Awal musim Claudio Ranieri menyerecos kalau dia ingin berkarier panjang di Leicester, saat para penjudi mempertaruhkan duit untuk pemecatan si pelatih Italia. Saat dia datang, bahkan masih banyak penggemar yang menatap nanar kepergian Nigel Pearson, juru selamat mereka menghindari kubangan degradasi. Terlebih, Pearson juga yang membuat mereka menjuarai Divisi Championship dan meraih tiket promosi. “Duh, bisa apa sih pelatih yang sering dipecat di banyak klub dan getol mengemas uang segepok kompensasi pemecatannya itu? Paling-paling ucapannya barusan tidak lebih dari basa-basi busuk pelatih yang baru direkrut. Wajahnya pucat tak meyakinkan.”
Tidak perlu rasanya menjelaskan lagi secara lengkap bagaimana musim 2015-16 berjalan bagi Leicester City. Para jurnalis dan pakar sudah bercerita, menganalisis, dan terkagum-kagum, jadi amat menyebalkan seandainya diulang-ulang. Segala sudut pandang dikorek, mulai dari sekadar puja-puji atas sosok Ranieri yang terbukti salah satu pelatih Italia jempolan, kehidupan masa lampau kelewat getir “The Dynamic Duo”, Jamie Vardy dan Riyad Mahrez, kontribusi maksimal pemain-pemain sampah yang kariernya sukses didaur ulang di Leicester, perjalanan berat Leicester dahulu kala, sampai faktor dan para sosok penting di balik sensasi yang mereka buat.

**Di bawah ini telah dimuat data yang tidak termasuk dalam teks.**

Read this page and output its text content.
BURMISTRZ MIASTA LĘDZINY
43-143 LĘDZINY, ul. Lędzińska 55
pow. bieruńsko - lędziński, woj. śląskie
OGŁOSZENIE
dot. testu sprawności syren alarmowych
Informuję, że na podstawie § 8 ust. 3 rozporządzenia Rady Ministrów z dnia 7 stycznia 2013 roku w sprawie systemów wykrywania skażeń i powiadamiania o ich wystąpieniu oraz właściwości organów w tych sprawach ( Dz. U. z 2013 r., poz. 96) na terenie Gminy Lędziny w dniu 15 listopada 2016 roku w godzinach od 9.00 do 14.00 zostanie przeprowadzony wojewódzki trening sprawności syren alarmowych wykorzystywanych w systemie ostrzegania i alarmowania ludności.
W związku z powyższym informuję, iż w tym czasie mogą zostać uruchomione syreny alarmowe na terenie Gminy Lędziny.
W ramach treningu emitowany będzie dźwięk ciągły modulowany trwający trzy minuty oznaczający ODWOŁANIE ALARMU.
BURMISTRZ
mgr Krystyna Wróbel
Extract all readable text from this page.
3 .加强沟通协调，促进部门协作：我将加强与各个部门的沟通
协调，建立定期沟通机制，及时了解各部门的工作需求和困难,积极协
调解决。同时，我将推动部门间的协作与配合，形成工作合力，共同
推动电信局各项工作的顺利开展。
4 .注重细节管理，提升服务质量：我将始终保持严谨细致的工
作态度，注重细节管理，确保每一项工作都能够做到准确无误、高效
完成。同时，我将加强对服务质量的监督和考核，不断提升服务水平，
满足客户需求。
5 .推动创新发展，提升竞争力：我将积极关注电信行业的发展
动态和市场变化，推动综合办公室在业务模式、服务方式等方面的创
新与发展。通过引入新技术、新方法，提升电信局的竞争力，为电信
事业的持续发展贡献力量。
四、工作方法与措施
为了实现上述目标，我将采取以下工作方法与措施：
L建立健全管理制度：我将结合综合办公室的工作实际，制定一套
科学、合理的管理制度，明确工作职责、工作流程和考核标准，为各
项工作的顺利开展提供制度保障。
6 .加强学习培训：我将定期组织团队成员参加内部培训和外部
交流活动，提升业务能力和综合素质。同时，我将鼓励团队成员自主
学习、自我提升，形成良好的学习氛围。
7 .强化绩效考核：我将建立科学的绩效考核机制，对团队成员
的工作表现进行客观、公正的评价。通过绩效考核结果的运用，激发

Bahasan Leicester mendadak tidak habis-habis. Semua tentang mereka pokoknya ditulis. Padahal musim lalupun, menyebut nama mereka saja ogah. Jika sampai sekarang ada jurnalis sepak bola belum menulis kegemilangan Leicester City, maka sepatutnya dia malu dan segera mencari pekerjaan lain. Nilai beritanya kelewat tinggi dan seorang jurnalis luput menyajikannya? Ah yang benar saja.
Kemenangan Leicester atas pesaing terkuat dan terdekatnya, Manchester City di Etihad Stadium, seolah menyampaikan sebuah pesan. Bukan soal kelayakan mereka menjadi juara di akhir musim yang tak usah lagi diganggu gugat. Bukan juga tentang kualitas mumpuni pemain dan kematangan taktik, indikasi mereka tim yang layak bersaing di papan atas. Kemenangan tandang itu hanya bentuk penegasan, karena dalam beberapa kesempatan sebelumnya telah mereka tunjukan. Hanya saja, publik belum benar-benar berlapang dada mengakui, masih kadung sinis, dan menyimpan keki. “Ah, nanti juga keok dan terperosok. Sesuai khittahnya.”